Global music industry has been in a downfall for more than a decade after the appearance of online file sharing and illegal downloads. After 13 years, the music industry finally showed signs of recovery posting an annual increase in global sales for 2012.
The International Federation for the Phonographic Industry released its annual Digital Music Report yesterday in London which shows a 0.3% rise in global music sales. According to the figures, the overall music sales increased from $16.2 billion to $16.5 billion from 2011 to 2012, which is the first time in 13 years that sales were not down. Responsible for the positive statistics are Carly Rae Jepsen and the massive revenues brought by Adele’s album “21”.
Digital record sales rose with 9% to $5.6 billion, which is around 34% of total revenue. This, according to the Federation, is due to the worldwide spreading of such services – while in 2011 we could buy a song from only 23 countries in the world, last year the number of these countries jumped to 100. Digital music sales revenue make up more than a half of all sales only in Norway, Sweden and the United States, while in the other parts of the world people still purchase physical CDs and other formats.
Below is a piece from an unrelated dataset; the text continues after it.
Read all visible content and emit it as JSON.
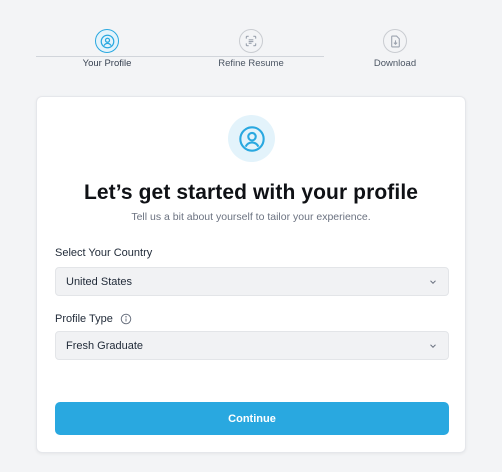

Frances Moore, chief executive officer at the IFPI, was pleased to point out that the music industry learned how to adapt to the modern online markets which finally led to results.
Another positive trend in the report shows that people sharing illegally music files in 2012 were 17% less than the previous year. It seems the battle against digital piracy is not pointless after all. IFPI reminds that the peak of piracy was in 2005 when one in five Internet users accessed files illegally.
Adele’s album “21” boosted the global recording industry sales reporting 8.3 million copies sold in 2012, while the best-selling single, Carly Rae Jepsen’s Call me Maybe, sold more than 12.5 million copies worldwide. Other contributors to music industry were Taylor Swift, One Direction, Maroon 5 and Flo Rida.